さて、このたびの人事で萩生田氏は自民党幹事長代行に転じた。そして、後任の内閣人事局長には事務副長官に留任した杉田氏が就いたのである。野党が「加計」問題と絡めて、「人事権を政治家が握ることで官僚が首相官邸の意向を過剰に忖度している」などと政務副長官との兼務を問題視していた(8月4日付『読売新聞』大阪版)。菅官房長官は萩生田氏のことを「局長として適切に業務を行った」とかばった(8月5日付『岩手日報』)。ならばなぜ局長を事務副長官兼務に代えたのか。

内閣改造の前日、福田康夫元首相が「共同通信」のインタビューで吠えた。内閣人事局については「政治家が人事をやってはいけない。安倍内閣最大の失敗だ」と強く批判する。その結果、「各省庁の中堅以上の幹部は皆、官邸(の顔色)を見て仕事をしている。恥ずかしく、国家の破滅に近づいている。官邸の言うことを聞こうと、忖度以上のことをしようとして、すり寄る人もいる。能力のない人が偉くなっており、むちゃくちゃだ」とたたみかける。

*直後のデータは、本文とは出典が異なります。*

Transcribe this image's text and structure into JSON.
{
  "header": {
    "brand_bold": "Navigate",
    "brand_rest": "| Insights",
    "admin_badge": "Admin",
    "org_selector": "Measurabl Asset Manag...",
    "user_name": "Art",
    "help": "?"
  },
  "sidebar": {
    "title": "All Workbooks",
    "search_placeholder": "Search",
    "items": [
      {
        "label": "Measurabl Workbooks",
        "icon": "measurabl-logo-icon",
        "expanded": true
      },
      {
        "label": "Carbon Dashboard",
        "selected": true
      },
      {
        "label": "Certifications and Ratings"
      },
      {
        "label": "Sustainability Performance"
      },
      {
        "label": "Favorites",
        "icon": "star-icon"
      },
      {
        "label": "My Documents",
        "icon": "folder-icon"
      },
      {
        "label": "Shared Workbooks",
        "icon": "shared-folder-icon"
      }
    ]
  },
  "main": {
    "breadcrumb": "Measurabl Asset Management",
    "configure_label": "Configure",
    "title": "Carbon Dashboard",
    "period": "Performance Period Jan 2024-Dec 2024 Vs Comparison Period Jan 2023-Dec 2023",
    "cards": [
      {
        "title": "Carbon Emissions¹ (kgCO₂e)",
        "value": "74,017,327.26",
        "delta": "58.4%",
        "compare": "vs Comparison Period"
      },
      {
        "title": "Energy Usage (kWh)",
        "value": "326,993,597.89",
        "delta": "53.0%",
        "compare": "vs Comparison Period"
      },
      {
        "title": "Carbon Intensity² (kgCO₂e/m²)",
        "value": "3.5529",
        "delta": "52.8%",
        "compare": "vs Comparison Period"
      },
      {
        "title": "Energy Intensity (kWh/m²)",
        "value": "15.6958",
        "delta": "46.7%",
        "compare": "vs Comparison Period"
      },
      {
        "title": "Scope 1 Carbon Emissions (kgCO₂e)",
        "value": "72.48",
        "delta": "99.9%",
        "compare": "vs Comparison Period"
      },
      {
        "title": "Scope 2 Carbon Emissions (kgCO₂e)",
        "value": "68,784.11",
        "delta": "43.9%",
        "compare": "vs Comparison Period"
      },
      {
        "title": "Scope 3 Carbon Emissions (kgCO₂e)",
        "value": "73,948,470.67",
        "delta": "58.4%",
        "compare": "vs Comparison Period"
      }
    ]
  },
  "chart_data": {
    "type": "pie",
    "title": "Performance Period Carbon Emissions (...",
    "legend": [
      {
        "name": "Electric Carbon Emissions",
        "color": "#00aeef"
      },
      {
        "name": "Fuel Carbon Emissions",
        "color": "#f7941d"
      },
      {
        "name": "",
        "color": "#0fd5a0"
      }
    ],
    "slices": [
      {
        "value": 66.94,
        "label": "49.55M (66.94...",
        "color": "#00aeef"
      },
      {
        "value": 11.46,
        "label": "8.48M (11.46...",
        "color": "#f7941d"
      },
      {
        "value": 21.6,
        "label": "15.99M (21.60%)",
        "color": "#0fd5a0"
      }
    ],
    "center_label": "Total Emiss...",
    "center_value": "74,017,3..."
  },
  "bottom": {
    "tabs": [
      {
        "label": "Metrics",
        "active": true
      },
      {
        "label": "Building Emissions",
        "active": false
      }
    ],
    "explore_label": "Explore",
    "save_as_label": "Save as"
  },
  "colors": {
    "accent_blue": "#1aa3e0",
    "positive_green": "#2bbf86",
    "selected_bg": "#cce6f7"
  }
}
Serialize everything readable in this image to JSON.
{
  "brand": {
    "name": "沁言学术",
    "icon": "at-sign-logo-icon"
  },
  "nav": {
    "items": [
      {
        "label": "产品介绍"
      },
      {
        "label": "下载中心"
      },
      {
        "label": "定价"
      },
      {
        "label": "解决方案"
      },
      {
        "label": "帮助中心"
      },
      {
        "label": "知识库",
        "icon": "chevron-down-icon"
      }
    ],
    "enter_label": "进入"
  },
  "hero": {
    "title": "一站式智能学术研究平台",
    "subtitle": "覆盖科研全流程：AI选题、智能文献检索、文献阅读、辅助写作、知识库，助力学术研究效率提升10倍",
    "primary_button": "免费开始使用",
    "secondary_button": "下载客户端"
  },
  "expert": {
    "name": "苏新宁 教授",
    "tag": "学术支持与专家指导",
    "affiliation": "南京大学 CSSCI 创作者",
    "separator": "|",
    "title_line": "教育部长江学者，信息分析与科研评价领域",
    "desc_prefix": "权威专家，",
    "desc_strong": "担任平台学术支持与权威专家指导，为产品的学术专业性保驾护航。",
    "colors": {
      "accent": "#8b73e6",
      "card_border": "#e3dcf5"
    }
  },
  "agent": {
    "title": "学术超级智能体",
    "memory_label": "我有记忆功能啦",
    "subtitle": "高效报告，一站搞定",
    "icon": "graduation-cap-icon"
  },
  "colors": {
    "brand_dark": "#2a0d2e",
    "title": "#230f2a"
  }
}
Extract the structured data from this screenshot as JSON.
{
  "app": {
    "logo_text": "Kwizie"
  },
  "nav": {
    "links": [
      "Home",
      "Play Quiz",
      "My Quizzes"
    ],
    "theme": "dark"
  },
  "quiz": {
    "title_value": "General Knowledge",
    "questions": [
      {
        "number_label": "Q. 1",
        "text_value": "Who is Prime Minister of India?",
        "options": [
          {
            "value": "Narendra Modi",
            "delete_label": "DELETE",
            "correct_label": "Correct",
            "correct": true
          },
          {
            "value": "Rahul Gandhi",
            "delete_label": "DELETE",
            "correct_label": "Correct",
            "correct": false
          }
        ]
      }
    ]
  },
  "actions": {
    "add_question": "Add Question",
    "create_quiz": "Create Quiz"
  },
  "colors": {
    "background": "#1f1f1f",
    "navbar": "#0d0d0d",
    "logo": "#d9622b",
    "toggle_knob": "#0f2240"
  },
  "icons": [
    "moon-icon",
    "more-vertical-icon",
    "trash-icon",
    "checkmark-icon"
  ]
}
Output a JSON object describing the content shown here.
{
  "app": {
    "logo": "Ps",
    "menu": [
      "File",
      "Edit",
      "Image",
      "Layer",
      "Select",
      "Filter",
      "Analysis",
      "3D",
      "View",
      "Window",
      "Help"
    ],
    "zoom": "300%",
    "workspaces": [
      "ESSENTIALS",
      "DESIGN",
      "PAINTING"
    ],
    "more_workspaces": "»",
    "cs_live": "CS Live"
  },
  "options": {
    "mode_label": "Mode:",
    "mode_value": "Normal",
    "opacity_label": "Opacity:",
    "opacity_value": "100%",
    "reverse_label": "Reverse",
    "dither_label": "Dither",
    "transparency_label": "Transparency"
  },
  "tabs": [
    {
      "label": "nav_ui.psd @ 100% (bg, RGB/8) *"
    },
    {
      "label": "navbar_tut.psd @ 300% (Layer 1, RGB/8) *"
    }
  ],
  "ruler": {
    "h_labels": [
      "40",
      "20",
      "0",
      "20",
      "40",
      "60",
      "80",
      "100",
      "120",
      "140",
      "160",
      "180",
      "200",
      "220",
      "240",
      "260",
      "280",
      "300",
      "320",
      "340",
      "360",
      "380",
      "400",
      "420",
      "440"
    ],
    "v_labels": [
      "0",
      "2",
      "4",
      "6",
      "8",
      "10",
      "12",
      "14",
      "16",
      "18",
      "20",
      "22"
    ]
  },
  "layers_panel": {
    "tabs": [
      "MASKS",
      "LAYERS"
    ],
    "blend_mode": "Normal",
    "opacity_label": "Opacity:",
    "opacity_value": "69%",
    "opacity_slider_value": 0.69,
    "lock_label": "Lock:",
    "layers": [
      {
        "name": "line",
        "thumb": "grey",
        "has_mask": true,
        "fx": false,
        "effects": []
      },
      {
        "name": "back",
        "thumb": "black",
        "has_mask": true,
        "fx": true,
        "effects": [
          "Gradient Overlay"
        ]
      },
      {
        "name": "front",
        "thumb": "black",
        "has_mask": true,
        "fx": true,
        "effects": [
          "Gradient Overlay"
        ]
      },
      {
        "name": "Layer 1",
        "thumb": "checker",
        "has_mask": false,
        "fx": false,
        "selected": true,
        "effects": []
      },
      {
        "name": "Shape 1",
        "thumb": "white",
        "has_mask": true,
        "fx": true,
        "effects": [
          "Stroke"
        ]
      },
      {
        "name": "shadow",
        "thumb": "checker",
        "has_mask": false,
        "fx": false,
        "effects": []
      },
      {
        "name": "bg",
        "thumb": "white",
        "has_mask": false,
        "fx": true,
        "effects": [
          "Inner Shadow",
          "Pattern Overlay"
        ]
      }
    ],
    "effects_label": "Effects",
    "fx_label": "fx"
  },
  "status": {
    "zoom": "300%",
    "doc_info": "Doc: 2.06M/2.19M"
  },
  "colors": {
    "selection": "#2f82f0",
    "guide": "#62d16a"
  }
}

首相の政権運営にも「(自民党内に)競争相手がいなかっただけだ。(脅かすような)野党もいないし、非常に恵まれている状況だ。そういう時に役人まで動員して、政権維持に当たらせてはいけない」と容赦ない(8月2日付「共同通信」配信記事より)。

福田氏の官房長官在任日数は1289日に及ぶ。菅・現長官に抜かれるまで最も長かった。政官関係を知りぬいたゆえの直言だろう。御年81歳の福田氏からみれば、68歳の菅官房長官など「洟垂(はなた)れ」なのかもしれない。大先輩の忠告に耳を傾けよ。